Investigation of dephasing rates in an interacting Rydberg gas

TL;DR

This paper combines experimental and theoretical methods to measure and analyze dephasing rates in a dense Rydberg gas of rubidium atoms, using innovative techniques like rotary echo and EIT, supported by numerical simulations.

Contribution

It introduces two experimental techniques for measuring dephasing in Rydberg gases and provides a detailed analysis supported by numerical simulations.

Findings

Dephasing rates vary with experimental conditions.

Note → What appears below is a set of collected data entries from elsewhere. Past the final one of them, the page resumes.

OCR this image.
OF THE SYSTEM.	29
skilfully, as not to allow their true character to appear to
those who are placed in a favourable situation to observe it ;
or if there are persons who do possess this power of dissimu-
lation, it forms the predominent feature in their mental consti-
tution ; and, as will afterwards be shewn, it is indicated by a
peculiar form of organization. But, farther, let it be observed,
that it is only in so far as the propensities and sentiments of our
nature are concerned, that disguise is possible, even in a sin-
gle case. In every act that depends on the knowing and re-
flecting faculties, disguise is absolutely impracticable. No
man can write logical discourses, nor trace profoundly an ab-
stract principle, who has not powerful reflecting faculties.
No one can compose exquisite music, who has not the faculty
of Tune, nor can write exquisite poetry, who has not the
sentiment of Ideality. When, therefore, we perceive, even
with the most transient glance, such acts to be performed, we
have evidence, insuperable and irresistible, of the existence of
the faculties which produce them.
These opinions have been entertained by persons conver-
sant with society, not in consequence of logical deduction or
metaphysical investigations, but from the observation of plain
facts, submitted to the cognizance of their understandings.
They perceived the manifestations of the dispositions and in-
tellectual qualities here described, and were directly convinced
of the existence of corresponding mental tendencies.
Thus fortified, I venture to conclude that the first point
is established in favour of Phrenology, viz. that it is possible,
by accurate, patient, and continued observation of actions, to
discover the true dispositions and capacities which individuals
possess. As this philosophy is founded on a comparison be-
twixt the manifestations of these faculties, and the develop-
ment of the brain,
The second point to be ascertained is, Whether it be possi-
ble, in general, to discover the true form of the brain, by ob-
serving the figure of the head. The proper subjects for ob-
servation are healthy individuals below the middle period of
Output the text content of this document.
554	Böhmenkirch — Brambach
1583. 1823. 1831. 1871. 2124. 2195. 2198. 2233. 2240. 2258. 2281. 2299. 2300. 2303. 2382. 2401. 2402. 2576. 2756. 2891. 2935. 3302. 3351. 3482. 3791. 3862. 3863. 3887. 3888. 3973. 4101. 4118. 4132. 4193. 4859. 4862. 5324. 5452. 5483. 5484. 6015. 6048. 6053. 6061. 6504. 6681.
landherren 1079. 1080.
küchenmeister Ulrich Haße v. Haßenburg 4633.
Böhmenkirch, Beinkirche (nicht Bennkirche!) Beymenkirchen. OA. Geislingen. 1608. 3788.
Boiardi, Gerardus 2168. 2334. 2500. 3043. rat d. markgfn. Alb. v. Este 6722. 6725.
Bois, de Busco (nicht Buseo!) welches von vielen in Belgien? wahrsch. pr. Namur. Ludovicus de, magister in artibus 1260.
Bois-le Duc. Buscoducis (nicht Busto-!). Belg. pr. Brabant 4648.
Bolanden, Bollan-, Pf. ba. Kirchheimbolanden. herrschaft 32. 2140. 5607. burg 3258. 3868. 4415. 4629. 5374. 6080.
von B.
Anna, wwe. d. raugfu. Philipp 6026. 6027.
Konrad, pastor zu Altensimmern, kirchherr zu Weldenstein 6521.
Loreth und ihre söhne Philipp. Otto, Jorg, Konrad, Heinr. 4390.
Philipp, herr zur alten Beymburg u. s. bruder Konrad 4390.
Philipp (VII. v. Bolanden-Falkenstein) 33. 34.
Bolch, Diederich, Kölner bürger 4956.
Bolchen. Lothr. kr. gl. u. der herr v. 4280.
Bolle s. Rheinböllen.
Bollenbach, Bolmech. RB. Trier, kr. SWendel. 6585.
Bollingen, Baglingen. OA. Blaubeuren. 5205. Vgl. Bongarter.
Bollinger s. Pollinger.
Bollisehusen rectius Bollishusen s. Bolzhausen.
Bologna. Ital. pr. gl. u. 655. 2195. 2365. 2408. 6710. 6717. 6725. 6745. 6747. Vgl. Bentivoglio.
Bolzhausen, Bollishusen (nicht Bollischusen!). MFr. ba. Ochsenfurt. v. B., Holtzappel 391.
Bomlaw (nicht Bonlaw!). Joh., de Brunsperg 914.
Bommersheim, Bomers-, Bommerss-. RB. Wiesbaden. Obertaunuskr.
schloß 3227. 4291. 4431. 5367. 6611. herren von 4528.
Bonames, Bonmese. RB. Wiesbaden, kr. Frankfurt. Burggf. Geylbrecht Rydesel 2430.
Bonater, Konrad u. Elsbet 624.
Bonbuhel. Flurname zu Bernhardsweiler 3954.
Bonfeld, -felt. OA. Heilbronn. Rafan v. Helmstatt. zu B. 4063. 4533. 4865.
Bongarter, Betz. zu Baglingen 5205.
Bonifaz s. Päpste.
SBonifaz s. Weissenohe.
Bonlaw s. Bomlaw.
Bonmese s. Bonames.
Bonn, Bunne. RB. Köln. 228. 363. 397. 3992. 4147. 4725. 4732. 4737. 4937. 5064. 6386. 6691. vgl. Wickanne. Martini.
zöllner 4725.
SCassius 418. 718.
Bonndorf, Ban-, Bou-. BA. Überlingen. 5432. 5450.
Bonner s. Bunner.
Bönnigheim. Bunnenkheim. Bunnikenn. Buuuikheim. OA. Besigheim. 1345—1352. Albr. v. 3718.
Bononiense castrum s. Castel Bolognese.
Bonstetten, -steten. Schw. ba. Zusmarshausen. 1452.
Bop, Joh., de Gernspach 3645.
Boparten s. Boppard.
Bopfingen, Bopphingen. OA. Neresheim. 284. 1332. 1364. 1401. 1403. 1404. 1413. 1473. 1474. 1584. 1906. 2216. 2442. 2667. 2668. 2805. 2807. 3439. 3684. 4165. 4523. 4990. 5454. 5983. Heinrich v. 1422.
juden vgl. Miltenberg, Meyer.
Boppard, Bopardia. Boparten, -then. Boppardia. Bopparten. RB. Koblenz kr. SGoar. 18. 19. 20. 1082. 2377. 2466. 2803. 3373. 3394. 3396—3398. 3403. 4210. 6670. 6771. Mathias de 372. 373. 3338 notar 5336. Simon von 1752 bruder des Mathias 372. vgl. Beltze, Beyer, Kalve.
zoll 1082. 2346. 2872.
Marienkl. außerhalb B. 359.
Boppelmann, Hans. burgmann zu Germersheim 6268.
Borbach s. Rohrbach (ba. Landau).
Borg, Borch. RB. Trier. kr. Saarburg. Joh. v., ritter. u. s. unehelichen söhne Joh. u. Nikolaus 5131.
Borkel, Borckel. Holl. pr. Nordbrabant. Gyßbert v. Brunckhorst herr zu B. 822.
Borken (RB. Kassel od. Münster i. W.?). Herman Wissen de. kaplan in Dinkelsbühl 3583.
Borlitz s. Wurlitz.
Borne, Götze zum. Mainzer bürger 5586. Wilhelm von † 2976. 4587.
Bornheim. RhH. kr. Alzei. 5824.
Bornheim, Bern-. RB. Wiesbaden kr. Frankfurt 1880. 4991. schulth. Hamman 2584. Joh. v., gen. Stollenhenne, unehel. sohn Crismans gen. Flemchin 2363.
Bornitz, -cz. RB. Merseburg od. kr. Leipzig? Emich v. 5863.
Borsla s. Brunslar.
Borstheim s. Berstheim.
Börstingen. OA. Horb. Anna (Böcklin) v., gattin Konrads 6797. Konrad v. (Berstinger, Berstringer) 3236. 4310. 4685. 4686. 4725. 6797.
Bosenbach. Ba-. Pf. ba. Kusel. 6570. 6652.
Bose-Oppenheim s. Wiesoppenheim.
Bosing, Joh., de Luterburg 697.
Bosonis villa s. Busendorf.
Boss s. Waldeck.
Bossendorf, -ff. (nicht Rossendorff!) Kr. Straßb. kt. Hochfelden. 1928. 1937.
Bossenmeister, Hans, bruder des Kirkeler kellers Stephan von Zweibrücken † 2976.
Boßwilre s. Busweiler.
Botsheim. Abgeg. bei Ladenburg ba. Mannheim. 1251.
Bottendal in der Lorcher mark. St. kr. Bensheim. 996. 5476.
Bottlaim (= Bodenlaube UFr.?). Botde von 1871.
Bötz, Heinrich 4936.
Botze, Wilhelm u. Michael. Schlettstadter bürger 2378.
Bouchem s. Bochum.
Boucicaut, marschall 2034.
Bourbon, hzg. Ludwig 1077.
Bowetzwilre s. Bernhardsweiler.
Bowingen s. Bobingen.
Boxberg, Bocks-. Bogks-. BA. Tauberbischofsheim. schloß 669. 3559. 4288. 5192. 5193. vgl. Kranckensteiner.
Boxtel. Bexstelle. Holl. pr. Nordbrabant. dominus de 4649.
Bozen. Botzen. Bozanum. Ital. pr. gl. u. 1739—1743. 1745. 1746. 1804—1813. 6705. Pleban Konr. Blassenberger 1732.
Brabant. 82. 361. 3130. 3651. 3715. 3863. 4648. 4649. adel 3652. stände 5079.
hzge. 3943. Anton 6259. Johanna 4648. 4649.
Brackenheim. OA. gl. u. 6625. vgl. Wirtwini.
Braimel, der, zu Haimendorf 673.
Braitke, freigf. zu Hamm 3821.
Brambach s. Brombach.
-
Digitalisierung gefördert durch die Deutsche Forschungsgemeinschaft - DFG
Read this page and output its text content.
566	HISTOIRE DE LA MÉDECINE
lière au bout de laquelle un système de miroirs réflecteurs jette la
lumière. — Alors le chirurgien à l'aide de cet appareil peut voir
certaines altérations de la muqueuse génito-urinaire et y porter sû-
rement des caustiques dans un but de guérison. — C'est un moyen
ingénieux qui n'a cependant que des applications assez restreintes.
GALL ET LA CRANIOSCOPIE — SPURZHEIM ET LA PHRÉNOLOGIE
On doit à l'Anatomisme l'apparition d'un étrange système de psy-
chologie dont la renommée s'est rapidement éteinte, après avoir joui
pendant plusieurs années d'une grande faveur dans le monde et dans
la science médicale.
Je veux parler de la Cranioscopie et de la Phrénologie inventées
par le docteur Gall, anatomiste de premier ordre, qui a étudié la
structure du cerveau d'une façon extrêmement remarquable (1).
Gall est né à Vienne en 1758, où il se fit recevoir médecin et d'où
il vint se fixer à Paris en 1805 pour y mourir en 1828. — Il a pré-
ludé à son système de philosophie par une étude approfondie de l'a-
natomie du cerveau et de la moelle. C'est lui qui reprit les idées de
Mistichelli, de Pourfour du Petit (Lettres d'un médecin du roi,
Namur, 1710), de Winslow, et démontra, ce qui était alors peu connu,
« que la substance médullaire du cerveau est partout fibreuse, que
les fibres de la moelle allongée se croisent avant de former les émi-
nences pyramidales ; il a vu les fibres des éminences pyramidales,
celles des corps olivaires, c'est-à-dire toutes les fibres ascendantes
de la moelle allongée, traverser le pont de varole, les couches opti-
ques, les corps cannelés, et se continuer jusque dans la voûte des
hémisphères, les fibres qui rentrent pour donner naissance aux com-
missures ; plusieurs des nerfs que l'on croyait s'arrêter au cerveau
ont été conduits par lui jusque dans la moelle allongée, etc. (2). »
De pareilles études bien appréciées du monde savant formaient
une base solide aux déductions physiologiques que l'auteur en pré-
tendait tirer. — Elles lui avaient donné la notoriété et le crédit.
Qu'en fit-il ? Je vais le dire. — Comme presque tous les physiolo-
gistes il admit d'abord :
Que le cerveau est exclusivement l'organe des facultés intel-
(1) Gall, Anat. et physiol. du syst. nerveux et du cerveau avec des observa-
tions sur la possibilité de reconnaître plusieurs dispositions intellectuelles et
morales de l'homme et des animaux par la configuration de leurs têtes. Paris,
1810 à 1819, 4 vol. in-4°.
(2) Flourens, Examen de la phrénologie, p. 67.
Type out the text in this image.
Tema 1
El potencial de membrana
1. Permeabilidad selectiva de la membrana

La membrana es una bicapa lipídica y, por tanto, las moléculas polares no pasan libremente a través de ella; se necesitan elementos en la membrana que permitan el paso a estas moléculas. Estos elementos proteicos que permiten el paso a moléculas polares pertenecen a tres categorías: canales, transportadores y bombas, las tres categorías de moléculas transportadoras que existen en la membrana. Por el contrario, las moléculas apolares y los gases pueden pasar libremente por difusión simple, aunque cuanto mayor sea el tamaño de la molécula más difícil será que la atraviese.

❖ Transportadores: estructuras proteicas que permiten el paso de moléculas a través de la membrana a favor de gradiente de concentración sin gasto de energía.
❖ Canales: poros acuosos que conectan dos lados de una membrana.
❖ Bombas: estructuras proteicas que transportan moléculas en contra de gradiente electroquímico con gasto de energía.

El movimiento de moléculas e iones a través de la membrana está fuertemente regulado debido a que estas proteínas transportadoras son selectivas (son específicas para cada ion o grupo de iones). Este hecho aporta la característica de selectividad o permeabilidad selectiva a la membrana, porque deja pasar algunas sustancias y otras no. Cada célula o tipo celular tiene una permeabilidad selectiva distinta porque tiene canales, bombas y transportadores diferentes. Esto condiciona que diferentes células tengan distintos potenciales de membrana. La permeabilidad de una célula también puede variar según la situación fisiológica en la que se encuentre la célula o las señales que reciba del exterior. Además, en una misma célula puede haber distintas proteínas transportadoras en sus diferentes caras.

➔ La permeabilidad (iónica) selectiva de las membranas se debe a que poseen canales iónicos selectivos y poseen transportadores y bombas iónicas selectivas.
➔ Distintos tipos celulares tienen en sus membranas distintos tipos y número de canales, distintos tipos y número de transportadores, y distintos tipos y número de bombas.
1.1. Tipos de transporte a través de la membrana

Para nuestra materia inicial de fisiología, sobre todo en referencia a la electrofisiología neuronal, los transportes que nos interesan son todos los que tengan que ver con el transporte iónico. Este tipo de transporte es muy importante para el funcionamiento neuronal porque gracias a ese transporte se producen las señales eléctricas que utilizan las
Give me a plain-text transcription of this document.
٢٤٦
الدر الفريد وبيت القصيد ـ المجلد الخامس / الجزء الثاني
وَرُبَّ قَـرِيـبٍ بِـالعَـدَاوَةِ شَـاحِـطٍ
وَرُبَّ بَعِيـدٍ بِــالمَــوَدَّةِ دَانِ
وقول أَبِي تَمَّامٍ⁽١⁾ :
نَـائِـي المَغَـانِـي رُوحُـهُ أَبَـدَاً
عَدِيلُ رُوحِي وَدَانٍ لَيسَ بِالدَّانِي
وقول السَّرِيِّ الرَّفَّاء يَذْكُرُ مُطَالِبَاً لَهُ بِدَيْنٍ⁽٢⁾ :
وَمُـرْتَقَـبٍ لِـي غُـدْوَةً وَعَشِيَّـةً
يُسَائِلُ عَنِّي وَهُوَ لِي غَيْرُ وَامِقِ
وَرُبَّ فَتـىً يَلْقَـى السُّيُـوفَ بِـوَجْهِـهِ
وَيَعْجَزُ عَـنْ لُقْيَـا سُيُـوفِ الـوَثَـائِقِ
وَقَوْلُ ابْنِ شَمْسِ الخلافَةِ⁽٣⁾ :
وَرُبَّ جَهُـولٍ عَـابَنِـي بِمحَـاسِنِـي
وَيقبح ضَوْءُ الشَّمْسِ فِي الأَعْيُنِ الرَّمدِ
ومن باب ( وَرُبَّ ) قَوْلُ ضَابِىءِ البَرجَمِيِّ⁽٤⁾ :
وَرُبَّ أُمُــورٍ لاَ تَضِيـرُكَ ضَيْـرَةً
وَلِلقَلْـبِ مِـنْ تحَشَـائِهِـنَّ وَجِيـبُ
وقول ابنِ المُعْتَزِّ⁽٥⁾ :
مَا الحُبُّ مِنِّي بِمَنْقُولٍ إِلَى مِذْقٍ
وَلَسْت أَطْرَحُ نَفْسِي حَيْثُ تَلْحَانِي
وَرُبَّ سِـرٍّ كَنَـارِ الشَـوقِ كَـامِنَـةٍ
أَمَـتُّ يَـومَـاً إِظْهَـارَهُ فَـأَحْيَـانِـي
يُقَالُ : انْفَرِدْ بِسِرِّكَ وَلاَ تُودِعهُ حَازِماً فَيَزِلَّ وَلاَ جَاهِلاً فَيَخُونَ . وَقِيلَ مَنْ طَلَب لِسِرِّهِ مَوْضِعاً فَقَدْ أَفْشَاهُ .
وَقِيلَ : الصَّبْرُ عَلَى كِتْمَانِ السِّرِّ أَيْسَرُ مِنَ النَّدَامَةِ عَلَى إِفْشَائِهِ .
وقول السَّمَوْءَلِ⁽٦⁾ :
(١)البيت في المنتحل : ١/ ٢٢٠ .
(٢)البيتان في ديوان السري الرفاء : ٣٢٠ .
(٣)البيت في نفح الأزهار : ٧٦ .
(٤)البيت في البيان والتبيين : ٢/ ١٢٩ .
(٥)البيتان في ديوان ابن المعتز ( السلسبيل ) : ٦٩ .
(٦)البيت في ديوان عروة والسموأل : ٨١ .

Rotary echo and EIT techniques yield consistent results.

Numerical simulations agree with experimental data.

Abstract

We experimentally and theoretically investigate the dephasing rates of the coherent evolution of a resonantly driven pseudo spin emersed in a reservoir of pseudo spins. The pseudo spin is realized by optically exciting 87 Rb atoms to a Rydberg state. Hence, the upper spin states are coupled via the strong van der Waals interaction. Two different experimental techniques to measure the dephasing rates are shown: the 'rotary echo' technique known from nuclear magnetic resonance physics and electromagnetically induced transparency. The experiments are performed in a dense frozen Rydberg gas, either confined in a magnetic trap or in an optical dipole trap. Additionally, a numerical simulation is used to analyse the dephasing in the rotary echo experiments.